Corey flies back to Lost, desperate to find out what happened to her friend, assuming the worst. But things have changed. The town now speaks about Kyra with something akin to adoration. "Lost gave her purpose," Kyra's mother tells Corey. "It set her heart and mind alight." Corey, on the other hand, is being treated like an outsider and a traitor.
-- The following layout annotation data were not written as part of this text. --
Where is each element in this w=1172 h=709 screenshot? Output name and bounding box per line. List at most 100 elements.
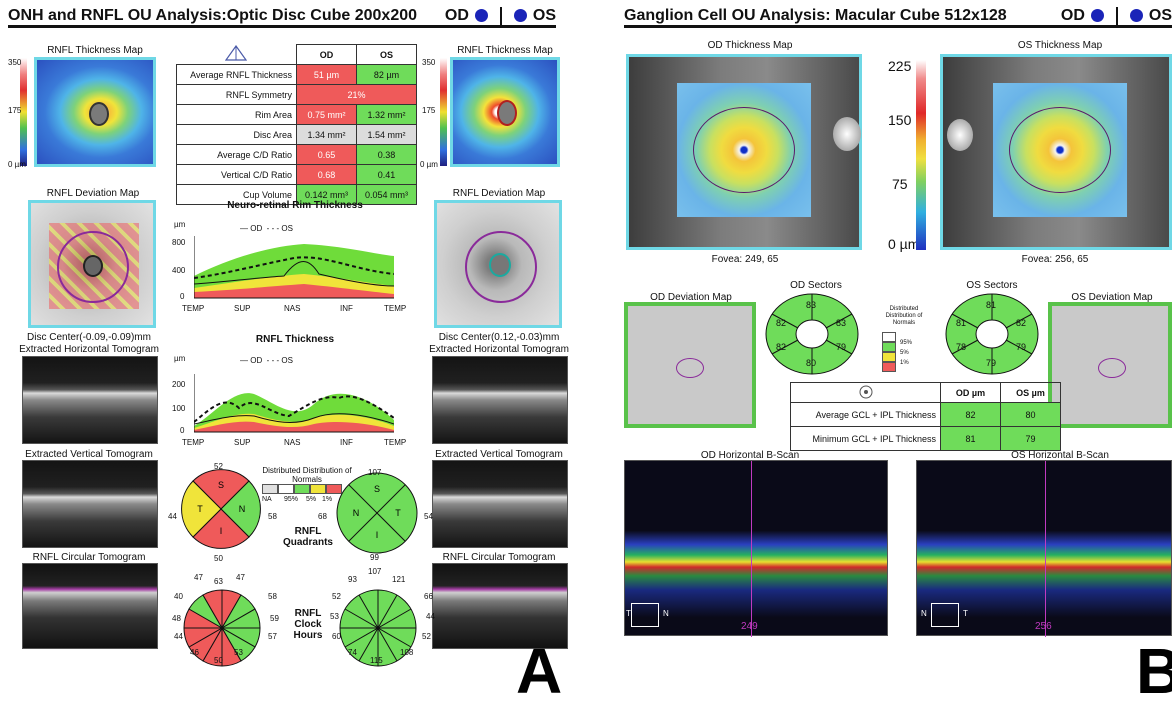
swatch-5 <box>310 484 326 494</box>
od-rnfl-deviation-map <box>28 200 156 328</box>
os-gc-ellipse <box>1009 107 1111 193</box>
os-orientation-box <box>931 603 959 627</box>
row-label: Rim Area <box>176 104 297 125</box>
panel-a-letter: A <box>516 635 563 707</box>
gc-distribution-title: Distributed Distribution of Normals <box>885 306 923 326</box>
panel-b-letter: B <box>1136 635 1172 707</box>
panel-a-header: ONH and RNFL OU Analysis:Optic Disc Cube… <box>8 6 556 28</box>
os-dot-icon <box>513 9 527 22</box>
od-vertical-tomogram <box>22 460 158 548</box>
rnfl-ytick: 200 <box>172 380 186 389</box>
dist-label: 5% <box>306 496 317 503</box>
os-value: 0.41 <box>356 164 417 185</box>
rnfl-chart-title: RNFL Thickness <box>255 334 335 345</box>
rim-ytick: 400 <box>172 266 186 275</box>
os-sectors-title: OS Sectors <box>966 280 1018 291</box>
header-separator <box>499 6 502 25</box>
svg-text:N: N <box>353 508 360 518</box>
od-horizontal-tomogram <box>22 356 158 444</box>
clock-label-1: RNFL <box>294 608 322 619</box>
swatch-green <box>294 484 310 494</box>
os-dot-icon <box>1129 9 1143 22</box>
os-quad-i: 99 <box>370 553 379 562</box>
quad-label-2: Quadrants <box>282 537 333 548</box>
os-gc-deviation-map <box>1048 302 1172 428</box>
os-orient-n: N <box>921 609 927 618</box>
od-rnfl-thickness-map <box>34 57 156 167</box>
table-row: Rim Area 0.75 mm² 1.32 mm² <box>176 104 417 125</box>
svg-text:I: I <box>220 526 223 536</box>
od-quadrant-chart: S N I T <box>181 469 261 549</box>
od-clock-3: 59 <box>270 614 279 623</box>
os-gc-thickness-map <box>940 54 1172 250</box>
os-bscan-position: 256 <box>1035 621 1052 632</box>
od-gc-deviation-map <box>624 302 756 428</box>
rnfl-chart-unit: µm <box>174 354 186 363</box>
rim-legend-od: OD <box>250 224 263 233</box>
rnfl-xtick: SUP <box>234 438 251 447</box>
gc-scale-bar <box>916 60 926 250</box>
od-quad-s: 52 <box>214 462 223 471</box>
os-rnfl-deviation-map <box>434 200 562 328</box>
rnfl-chart-legend: — OD - - - OS <box>240 356 293 365</box>
row-label: Cup Volume <box>176 184 297 205</box>
os-scale-max: 350 <box>422 58 436 67</box>
table-header-os: OS <box>356 44 417 65</box>
os-clock-5: 108 <box>400 648 414 657</box>
os-sector-value: 78 <box>956 342 967 352</box>
rim-legend-os: OS <box>281 224 293 233</box>
table-row: Average GCL + IPL Thickness 82 80 <box>790 402 1061 427</box>
os-quadrant-chart: S T I N <box>336 472 418 554</box>
os-sector-value: 81 <box>956 318 967 328</box>
gc-scale-150: 150 <box>888 112 912 128</box>
os-clock-11: 93 <box>348 575 357 584</box>
od-sector-value: 79 <box>836 342 847 352</box>
os-value: 1.32 mm² <box>356 104 417 125</box>
table-header-od: OD <box>296 44 357 65</box>
rnfl-thickness-chart: RNFL Thickness µm — OD - - - OS 200 100 … <box>170 334 420 458</box>
rim-chart-legend: — OD - - - OS <box>240 224 293 233</box>
od-scale-mid: 175 <box>8 106 22 115</box>
rim-chart-plot <box>194 236 394 299</box>
rnfl-ytick: 0 <box>180 426 185 435</box>
os-horizontal-tomogram-title: Extracted Horizontal Tomogram <box>429 344 569 355</box>
od-clock-8: 44 <box>174 632 183 641</box>
gcl-table-icon <box>790 382 941 403</box>
od-vertical-tomogram-title: Extracted Vertical Tomogram <box>25 449 153 460</box>
swatch-1 <box>326 484 342 494</box>
od-label: OD <box>1060 6 1085 24</box>
os-quad-t: 68 <box>318 512 327 521</box>
os-sector-value: 82 <box>1016 318 1027 328</box>
od-value: 0.75 mm² <box>296 104 357 125</box>
gc-scale-75: 75 <box>892 176 908 192</box>
os-quad-s: 107 <box>368 468 382 477</box>
od-quad-t: 44 <box>168 512 177 521</box>
os-circular-tomogram <box>432 563 568 649</box>
os-clock-2: 66 <box>424 592 433 601</box>
od-clock-9: 48 <box>172 614 181 623</box>
od-clock-1: 47 <box>236 573 245 582</box>
rim-chart-title: Neuro-retinal Rim Thickness <box>227 200 363 211</box>
rnfl-xtick: TEMP <box>384 438 407 447</box>
gc-scale-0: 0 µm <box>888 236 920 252</box>
od-sector-value: 80 <box>806 358 817 368</box>
os-label: OS <box>532 6 556 24</box>
rim-chart-unit: µm <box>174 220 186 229</box>
os-deviation-map-title: RNFL Deviation Map <box>452 188 546 199</box>
od-value: 0.65 <box>296 144 357 165</box>
os-value: 82 µm <box>356 64 417 85</box>
od-clock-12: 63 <box>214 577 223 586</box>
od-gc-deviation-title: OD Deviation Map <box>650 292 732 303</box>
od-disc-outline <box>83 255 103 277</box>
os-value: 0.054 mm³ <box>356 184 417 205</box>
rnfl-parameter-table: OD OS Average RNFL Thickness 51 µm 82 µm… <box>176 44 417 205</box>
rim-xtick: TEMP <box>384 304 407 313</box>
os-circular-tomogram-title: RNFL Circular Tomogram <box>442 552 556 563</box>
gcl-od-value: 82 <box>940 402 1001 427</box>
od-horizontal-tomogram-title: Extracted Horizontal Tomogram <box>19 344 159 355</box>
od-bscan-title: OD Horizontal B-Scan <box>700 450 800 461</box>
os-optic-disc <box>947 119 973 151</box>
os-vertical-tomogram-title: Extracted Vertical Tomogram <box>435 449 563 460</box>
od-disc-center: Disc Center(-0.09,-0.09)mm <box>27 332 151 343</box>
os-scale-mid: 175 <box>422 106 436 115</box>
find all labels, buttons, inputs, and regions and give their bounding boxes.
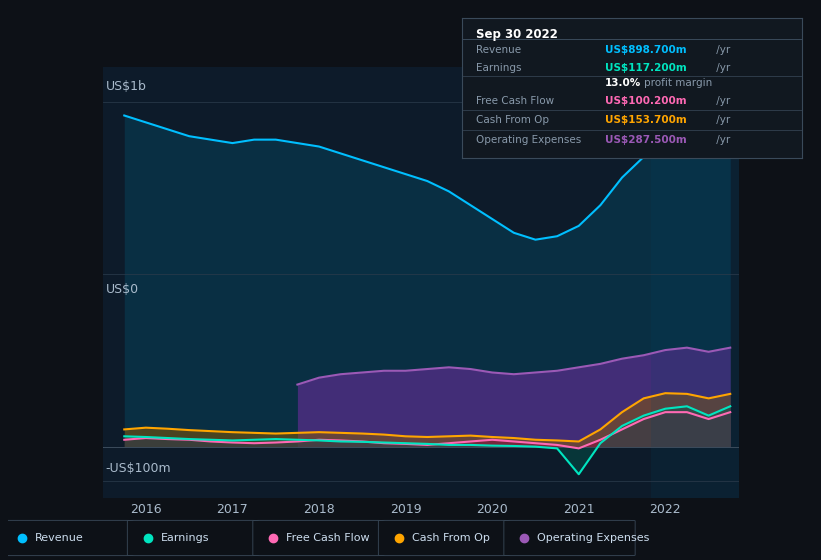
- Text: 13.0%: 13.0%: [605, 78, 641, 88]
- Text: US$117.200m: US$117.200m: [605, 63, 686, 73]
- Text: Cash From Op: Cash From Op: [411, 533, 489, 543]
- Text: Earnings: Earnings: [475, 63, 521, 73]
- Text: US$0: US$0: [106, 283, 139, 296]
- Text: /yr: /yr: [713, 115, 731, 125]
- Text: US$287.500m: US$287.500m: [605, 135, 686, 145]
- Text: profit margin: profit margin: [644, 78, 712, 88]
- Text: Operating Expenses: Operating Expenses: [537, 533, 649, 543]
- FancyBboxPatch shape: [504, 520, 635, 556]
- Text: Earnings: Earnings: [161, 533, 209, 543]
- Text: /yr: /yr: [713, 45, 731, 55]
- Bar: [650, 67, 739, 498]
- Text: /yr: /yr: [713, 135, 731, 145]
- Text: Cash From Op: Cash From Op: [475, 115, 548, 125]
- Text: Free Cash Flow: Free Cash Flow: [475, 96, 553, 106]
- Text: /yr: /yr: [713, 96, 731, 106]
- FancyBboxPatch shape: [378, 520, 510, 556]
- FancyBboxPatch shape: [2, 520, 133, 556]
- Text: Sep 30 2022: Sep 30 2022: [475, 28, 557, 41]
- Text: US$153.700m: US$153.700m: [605, 115, 686, 125]
- Text: Operating Expenses: Operating Expenses: [475, 135, 580, 145]
- Text: Revenue: Revenue: [35, 533, 84, 543]
- Text: US$100.200m: US$100.200m: [605, 96, 686, 106]
- Text: Revenue: Revenue: [475, 45, 521, 55]
- Text: US$1b: US$1b: [106, 80, 147, 93]
- Text: /yr: /yr: [713, 63, 731, 73]
- FancyBboxPatch shape: [127, 520, 259, 556]
- Text: Free Cash Flow: Free Cash Flow: [287, 533, 369, 543]
- Text: US$898.700m: US$898.700m: [605, 45, 686, 55]
- Text: -US$100m: -US$100m: [106, 461, 172, 475]
- FancyBboxPatch shape: [253, 520, 384, 556]
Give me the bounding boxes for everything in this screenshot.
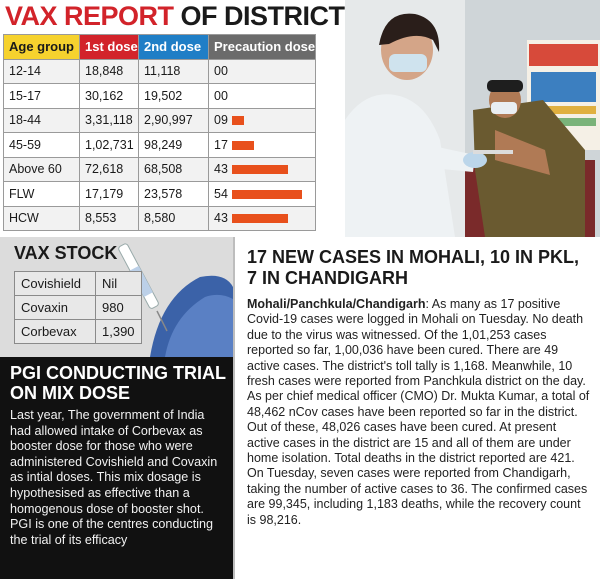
cell-precaution-dose: 43 xyxy=(207,156,317,182)
cell-second-dose: 19,502 xyxy=(138,83,209,109)
cell-second-dose: 23,578 xyxy=(138,181,209,207)
pgi-trial-body: Last year, The government of India had a… xyxy=(10,408,218,547)
news-body-text: : As many as 17 positive Covid-19 cases … xyxy=(247,297,590,527)
cell-second-dose: 11,118 xyxy=(138,58,209,84)
precaution-bar xyxy=(231,165,288,175)
table-row: HCW 8,553 8,580 43 xyxy=(3,205,317,231)
cell-precaution-dose: 17 xyxy=(207,132,317,158)
header-second-dose: 2nd dose xyxy=(138,34,209,60)
cell-first-dose: 1,02,731 xyxy=(79,132,139,158)
precaution-value: 43 xyxy=(214,162,228,177)
header-age-group: Age group xyxy=(3,34,80,60)
cell-precaution-dose: 00 xyxy=(207,83,317,109)
table-row: 15-17 30,162 19,502 00 xyxy=(3,83,317,109)
stock-vaccine-count: 1,390 xyxy=(95,319,142,344)
cell-first-dose: 30,162 xyxy=(79,83,139,109)
table-row: 12-14 18,848 11,118 00 xyxy=(3,58,317,84)
stock-row: Covishield Nil xyxy=(14,271,142,296)
vax-stock-table: Covishield Nil Covaxin 980 Corbevax 1,390 xyxy=(14,271,142,344)
stock-vaccine-count: 980 xyxy=(95,295,142,320)
vax-report-title-red: VAX REPORT xyxy=(5,1,174,31)
vax-report-table: Age group 1st dose 2nd dose Precaution d… xyxy=(3,34,317,231)
table-row: FLW 17,179 23,578 54 xyxy=(3,181,317,207)
stock-vaccine-name: Corbevax xyxy=(14,319,96,344)
cell-second-dose: 8,580 xyxy=(138,205,209,231)
vax-report-panel: VAX REPORT OF DISTRICT Age group 1st dos… xyxy=(0,0,345,237)
stock-row: Corbevax 1,390 xyxy=(14,319,142,344)
cell-second-dose: 98,249 xyxy=(138,132,209,158)
vax-stock-panel: VAX STOCK Covishield Nil Covaxin 980 Corbeva… xyxy=(0,237,233,357)
pgi-trial-title: PGI CONDUCTING TRIAL ON MIX DOSE xyxy=(10,363,226,403)
cell-first-dose: 8,553 xyxy=(79,205,139,231)
stock-vaccine-name: Covaxin xyxy=(14,295,96,320)
cell-first-dose: 18,848 xyxy=(79,58,139,84)
news-article: 17 NEW CASES IN MOHALI, 10 IN PKL, 7 IN … xyxy=(233,237,600,579)
stock-vaccine-count: Nil xyxy=(95,271,142,296)
cell-first-dose: 17,179 xyxy=(79,181,139,207)
table-row: Above 60 72,618 68,508 43 xyxy=(3,156,317,182)
precaution-value: 09 xyxy=(214,113,228,128)
table-row: 18-44 3,31,118 2,90,997 09 xyxy=(3,107,317,133)
cell-first-dose: 72,618 xyxy=(79,156,139,182)
precaution-bar xyxy=(231,140,254,150)
cell-age-group: 45-59 xyxy=(3,132,80,158)
cell-precaution-dose: 00 xyxy=(207,58,317,84)
news-dateline: Mohali/Panchkula/Chandigarh xyxy=(247,297,426,311)
cell-age-group: 18-44 xyxy=(3,107,80,133)
precaution-value: 00 xyxy=(214,64,228,79)
precaution-bar xyxy=(231,214,288,224)
cell-first-dose: 3,31,118 xyxy=(79,107,139,133)
precaution-bar xyxy=(231,116,244,126)
vax-report-title: VAX REPORT OF DISTRICT xyxy=(5,0,345,32)
table-header-row: Age group 1st dose 2nd dose Precaution d… xyxy=(3,34,317,60)
precaution-value: 43 xyxy=(214,211,228,226)
cell-age-group: Above 60 xyxy=(3,156,80,182)
cell-age-group: FLW xyxy=(3,181,80,207)
cell-precaution-dose: 43 xyxy=(207,205,317,231)
cell-second-dose: 2,90,997 xyxy=(138,107,209,133)
cell-age-group: HCW xyxy=(3,205,80,231)
header-first-dose: 1st dose xyxy=(79,34,139,60)
vax-stock-title: VAX STOCK xyxy=(14,243,118,263)
precaution-bar xyxy=(231,189,302,199)
cell-age-group: 12-14 xyxy=(3,58,80,84)
news-headline: 17 NEW CASES IN MOHALI, 10 IN PKL, 7 IN … xyxy=(247,247,580,288)
vaccination-photo-illustration xyxy=(345,0,600,237)
cell-precaution-dose: 09 xyxy=(207,107,317,133)
precaution-value: 17 xyxy=(214,137,228,152)
precaution-value: 00 xyxy=(214,88,228,103)
stock-row: Covaxin 980 xyxy=(14,295,142,320)
news-body: Mohali/Panchkula/Chandigarh: As many as … xyxy=(247,297,590,528)
pgi-trial-box: PGI CONDUCTING TRIAL ON MIX DOSE Last ye… xyxy=(0,357,233,579)
cell-age-group: 15-17 xyxy=(3,83,80,109)
cell-second-dose: 68,508 xyxy=(138,156,209,182)
precaution-value: 54 xyxy=(214,186,228,201)
table-row: 45-59 1,02,731 98,249 17 xyxy=(3,132,317,158)
vax-report-title-black: OF DISTRICT xyxy=(180,1,346,31)
vaccination-photo xyxy=(345,0,600,237)
column-divider xyxy=(233,237,235,579)
stock-vaccine-name: Covishield xyxy=(14,271,96,296)
header-precaution-dose: Precaution dose xyxy=(207,34,317,60)
cell-precaution-dose: 54 xyxy=(207,181,317,207)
She has only five days before her flight leaves to figure out what happened: Why is the town speaking about Kyra as though she were a prophet? Was it suicide--or murder? And how are fresh salmonberry flowers blooming in the middle of January?
The claustrophobic, dark setting--along with disembodied voices, cultish townspeople and whispers of the supernatural--gives Before I Let Go a foreboding and intensely creepy feel. Short chapters and temporal switches hurtle this subtly terrifying mystery along, leaving readers as disturbed and desperate for answers as the frightened protagonist. --Siân Gaetano, editor children's and YA, Shelf Awareness
Discover: A young woman returns from school to attend her best friend's funeral and finds that something deeply sinister has taken place in her small Alaskan town.